Joe McNamara, a designer who moved into the neighborhood in 1982, said, “I still remember the picture of that kid with the blond hair and the gap tooth.” Recalling Soho circa 1979, he said, “It was much less commercial. It would have been the type of place where people could be lurking around.”
Not all in the crowd of onlookers, though, recalled Etan’s “Missing” photo on the sides of milk cartons. On the excavation’s first day, Debbie Leiker, 34, in town from Atlanta, asked what was going on. Queried if she knew the story of Etan Patz’s disappearance, she said, “No — but we’re going to go Google it. I’ve never seen anything like this before. This is like what we see on TV, like ‘CSI.’ ”
Patzes kept pressure on
Sean Sweeney, director of the Soho Alliance, said the fact the investigation is still ongoing is a credit to Stan Patz’s tenacity. Sweeney said Patz, a few years ago, joined Sweeney’s political club, Downtown Independent Democrats, to urge Vance and the other D.A. hopefuls to pledge to keep up the search.
“He put a lot of pressure on the candidates to investigate this case,” Sweeney said.
The Soho activist noted that Etan Patz’s disappearance and the kidnapping of Charles Lindbergh’s baby were “the two most famous kidnappings of the 20th century.”
At the time of Etan’s disappearance, Ramos was living in an apartment at 234 E. Fourth St. He subsequently admitted taking a boy there the day that Etan vanished. In 2000, police checked the building’s boiler for evidence of human remains, but found nothing.

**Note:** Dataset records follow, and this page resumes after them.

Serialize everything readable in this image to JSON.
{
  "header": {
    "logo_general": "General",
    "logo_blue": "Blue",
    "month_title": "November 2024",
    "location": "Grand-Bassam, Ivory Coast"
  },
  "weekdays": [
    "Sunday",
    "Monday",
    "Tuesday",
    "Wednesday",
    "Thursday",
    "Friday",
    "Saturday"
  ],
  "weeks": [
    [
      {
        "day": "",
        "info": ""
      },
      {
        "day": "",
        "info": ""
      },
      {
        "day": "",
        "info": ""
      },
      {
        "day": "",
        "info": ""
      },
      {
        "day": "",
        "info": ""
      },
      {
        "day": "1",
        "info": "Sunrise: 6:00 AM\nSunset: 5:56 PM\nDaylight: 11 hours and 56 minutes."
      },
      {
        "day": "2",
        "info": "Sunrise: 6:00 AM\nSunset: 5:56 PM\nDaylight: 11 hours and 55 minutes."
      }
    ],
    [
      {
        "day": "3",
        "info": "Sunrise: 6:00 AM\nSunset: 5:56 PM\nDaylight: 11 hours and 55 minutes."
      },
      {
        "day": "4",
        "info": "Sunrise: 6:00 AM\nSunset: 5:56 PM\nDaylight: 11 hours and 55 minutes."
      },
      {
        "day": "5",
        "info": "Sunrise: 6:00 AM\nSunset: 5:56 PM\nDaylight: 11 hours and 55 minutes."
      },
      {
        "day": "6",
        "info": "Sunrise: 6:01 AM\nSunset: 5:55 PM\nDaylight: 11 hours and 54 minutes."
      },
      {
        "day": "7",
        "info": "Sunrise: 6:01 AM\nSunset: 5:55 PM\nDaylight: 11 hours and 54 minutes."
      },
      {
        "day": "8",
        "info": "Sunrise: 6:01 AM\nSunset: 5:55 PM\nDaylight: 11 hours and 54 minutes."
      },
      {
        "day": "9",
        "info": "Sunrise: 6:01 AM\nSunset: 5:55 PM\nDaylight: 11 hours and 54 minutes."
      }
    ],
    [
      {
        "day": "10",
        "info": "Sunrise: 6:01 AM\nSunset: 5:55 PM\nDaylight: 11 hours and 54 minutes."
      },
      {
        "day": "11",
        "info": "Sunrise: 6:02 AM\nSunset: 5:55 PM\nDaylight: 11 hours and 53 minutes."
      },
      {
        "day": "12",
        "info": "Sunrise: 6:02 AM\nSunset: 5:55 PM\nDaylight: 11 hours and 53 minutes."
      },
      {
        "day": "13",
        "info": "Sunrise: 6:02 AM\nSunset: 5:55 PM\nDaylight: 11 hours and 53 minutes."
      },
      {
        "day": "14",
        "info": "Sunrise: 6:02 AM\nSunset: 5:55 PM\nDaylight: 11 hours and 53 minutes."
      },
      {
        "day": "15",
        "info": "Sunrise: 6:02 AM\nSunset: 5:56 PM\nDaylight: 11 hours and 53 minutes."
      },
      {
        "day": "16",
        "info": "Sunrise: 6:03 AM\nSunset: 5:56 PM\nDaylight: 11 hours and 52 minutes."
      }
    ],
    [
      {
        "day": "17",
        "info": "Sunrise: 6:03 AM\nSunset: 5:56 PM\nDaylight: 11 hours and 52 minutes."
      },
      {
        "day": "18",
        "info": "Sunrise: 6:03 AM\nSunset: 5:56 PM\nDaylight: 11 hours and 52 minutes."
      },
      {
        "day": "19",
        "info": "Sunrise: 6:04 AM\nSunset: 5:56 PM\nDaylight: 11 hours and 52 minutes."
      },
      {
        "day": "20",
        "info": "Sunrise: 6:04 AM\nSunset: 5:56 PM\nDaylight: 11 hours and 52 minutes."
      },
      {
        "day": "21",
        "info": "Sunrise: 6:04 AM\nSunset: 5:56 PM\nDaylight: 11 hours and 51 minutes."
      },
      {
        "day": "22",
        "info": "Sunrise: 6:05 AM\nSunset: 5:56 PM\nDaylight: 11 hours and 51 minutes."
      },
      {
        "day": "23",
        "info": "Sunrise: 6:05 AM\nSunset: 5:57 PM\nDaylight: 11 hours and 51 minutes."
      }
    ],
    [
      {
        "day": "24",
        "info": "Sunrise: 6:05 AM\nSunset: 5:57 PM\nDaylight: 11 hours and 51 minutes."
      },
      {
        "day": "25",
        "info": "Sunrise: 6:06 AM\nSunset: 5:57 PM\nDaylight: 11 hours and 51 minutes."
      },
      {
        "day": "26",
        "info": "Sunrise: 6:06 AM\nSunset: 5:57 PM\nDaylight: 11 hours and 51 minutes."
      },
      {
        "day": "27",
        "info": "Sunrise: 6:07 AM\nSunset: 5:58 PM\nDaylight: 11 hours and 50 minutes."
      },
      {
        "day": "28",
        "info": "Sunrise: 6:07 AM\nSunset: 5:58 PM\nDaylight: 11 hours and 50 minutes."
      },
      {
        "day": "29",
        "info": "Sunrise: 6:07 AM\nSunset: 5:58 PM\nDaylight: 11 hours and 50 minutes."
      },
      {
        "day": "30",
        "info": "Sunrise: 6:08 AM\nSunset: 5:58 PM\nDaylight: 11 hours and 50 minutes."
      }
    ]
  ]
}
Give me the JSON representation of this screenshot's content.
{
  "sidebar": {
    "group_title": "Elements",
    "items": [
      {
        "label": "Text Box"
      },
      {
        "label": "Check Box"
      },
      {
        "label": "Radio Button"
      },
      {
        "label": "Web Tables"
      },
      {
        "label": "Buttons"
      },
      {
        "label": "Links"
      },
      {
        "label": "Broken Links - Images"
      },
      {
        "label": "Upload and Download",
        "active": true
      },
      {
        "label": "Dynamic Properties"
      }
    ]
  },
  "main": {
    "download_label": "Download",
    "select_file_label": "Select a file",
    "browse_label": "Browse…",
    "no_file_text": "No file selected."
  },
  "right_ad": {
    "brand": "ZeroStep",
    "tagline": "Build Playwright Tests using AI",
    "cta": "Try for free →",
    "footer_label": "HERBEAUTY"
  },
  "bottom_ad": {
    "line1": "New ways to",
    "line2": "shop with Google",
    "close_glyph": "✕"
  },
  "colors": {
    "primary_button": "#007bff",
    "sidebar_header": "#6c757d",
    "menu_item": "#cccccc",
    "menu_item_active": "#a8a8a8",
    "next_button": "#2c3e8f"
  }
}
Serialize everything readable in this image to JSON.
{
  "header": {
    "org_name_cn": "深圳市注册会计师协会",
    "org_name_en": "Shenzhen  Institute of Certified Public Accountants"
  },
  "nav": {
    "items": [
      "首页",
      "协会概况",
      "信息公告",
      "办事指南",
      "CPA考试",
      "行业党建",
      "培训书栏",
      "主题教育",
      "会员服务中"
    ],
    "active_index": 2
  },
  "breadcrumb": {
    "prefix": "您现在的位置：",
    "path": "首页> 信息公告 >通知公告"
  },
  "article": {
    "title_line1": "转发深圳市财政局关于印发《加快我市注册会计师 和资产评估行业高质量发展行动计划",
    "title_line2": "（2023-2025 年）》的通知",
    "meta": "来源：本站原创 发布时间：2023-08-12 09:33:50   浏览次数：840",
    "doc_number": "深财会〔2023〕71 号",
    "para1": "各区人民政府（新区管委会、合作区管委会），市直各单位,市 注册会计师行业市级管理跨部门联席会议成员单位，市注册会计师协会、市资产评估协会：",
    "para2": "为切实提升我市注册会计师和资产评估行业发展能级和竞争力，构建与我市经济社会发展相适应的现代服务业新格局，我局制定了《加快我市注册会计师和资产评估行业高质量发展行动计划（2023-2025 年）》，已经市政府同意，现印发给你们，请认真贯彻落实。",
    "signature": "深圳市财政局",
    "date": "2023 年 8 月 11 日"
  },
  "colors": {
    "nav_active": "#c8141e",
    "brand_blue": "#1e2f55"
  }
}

In 2001, the Patzes had Etan legally declared dead. In 2004, they won a civil case against Ramos in which he was declared responsible for Etan’s death.
‘I hope he didn’t do it’
Ira said he and Iris never saw anything in Ramos that would have led them to believe he was a pedophile or a killer. Asked this week if he thought Ramos was behind Etan’s disappearance, Ira said, “I hope he didn’t do it. I personally liked him. My daughter — because he was arrested in Pennsylvania — she always thought he was guilty. She was scared of him when she was a kid.”